For once, Treena didn’t badger me to get up or do something constructive. She shook her head, disbelieving, and cursed Sam out of Thom’s earshot. Even in the depths of my misery I was left mulling over Eddie’s apparent ability to instill in my sister something resembling empathy.
She didn’t once say it wasn’t a huge surprise, given I was living so many thousands of miles away, or that I must have done something to push him into Katie Ingram’s arms, or that any of this was inevitable. She listened when I told her the events that had led up to that night,she made sure I ate, washed, and got dressed. And although she wasn’t much of a drinker, she brought home two bottles of wine and said she thought I was allowed a couple of days of wallowing (but added that if I was sick I had to clear it up myself).
By the time Christmas Eve arrived, I had grown a hard shell, a carapace. I felt like an ice statue. At some point, I realized, I was going to have to speak to him, but I wasn’t ready yet. I wasn’t sure I ever would be.

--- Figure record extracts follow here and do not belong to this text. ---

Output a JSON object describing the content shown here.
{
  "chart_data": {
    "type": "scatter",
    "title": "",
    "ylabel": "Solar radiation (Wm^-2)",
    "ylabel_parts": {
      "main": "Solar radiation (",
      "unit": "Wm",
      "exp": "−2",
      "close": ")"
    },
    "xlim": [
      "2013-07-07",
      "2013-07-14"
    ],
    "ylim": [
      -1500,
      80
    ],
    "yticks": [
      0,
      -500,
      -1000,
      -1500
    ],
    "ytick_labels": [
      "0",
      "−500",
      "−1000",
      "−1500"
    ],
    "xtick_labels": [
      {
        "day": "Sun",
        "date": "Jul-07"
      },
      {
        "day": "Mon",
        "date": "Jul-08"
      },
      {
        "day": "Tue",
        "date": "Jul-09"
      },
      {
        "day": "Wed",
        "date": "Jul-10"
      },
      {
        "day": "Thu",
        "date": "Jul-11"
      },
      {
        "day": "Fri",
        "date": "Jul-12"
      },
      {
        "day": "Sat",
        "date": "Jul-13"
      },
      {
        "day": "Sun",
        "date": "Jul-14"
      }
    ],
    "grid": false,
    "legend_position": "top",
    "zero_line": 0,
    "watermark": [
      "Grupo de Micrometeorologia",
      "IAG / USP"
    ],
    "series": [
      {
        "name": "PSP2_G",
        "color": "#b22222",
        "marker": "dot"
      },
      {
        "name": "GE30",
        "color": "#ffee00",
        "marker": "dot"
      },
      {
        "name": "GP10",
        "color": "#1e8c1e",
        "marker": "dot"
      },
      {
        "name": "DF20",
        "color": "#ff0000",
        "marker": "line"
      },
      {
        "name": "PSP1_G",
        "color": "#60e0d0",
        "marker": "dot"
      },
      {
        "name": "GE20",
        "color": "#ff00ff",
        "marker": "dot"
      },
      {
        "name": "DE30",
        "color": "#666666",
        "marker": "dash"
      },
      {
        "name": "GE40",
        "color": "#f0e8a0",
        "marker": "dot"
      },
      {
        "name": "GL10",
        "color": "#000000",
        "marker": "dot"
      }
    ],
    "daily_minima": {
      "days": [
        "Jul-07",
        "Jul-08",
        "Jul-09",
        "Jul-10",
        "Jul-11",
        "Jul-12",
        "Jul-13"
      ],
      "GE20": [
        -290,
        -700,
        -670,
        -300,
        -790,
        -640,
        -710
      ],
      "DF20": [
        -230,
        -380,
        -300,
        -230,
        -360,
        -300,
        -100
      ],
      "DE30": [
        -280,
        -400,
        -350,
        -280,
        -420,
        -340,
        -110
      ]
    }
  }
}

“What will you do?” said Treena, sitting on the loo while I had a bath. She wasn’t seeing Eddie until Christmas Day, and was painting her toenails a pale pink in preparation, although she wouldn’t admit as much. Out in the living room Thom had the television turned up to deafening volume and was leaping on and off the sofa in a pre-Christmas frenzy.
“I was thinking I might just tell him I missed the flight. And that we’d speak after Christmas.”
She pulled a face. “You don’t just want to speak to him? He’s not going to believe that.”
“I don’t really care what he believes right now. I just want to have Christmas with my family and no drama.” I sank under the water so that I couldn’t hear Treena shouting at Thom to turn the sound down.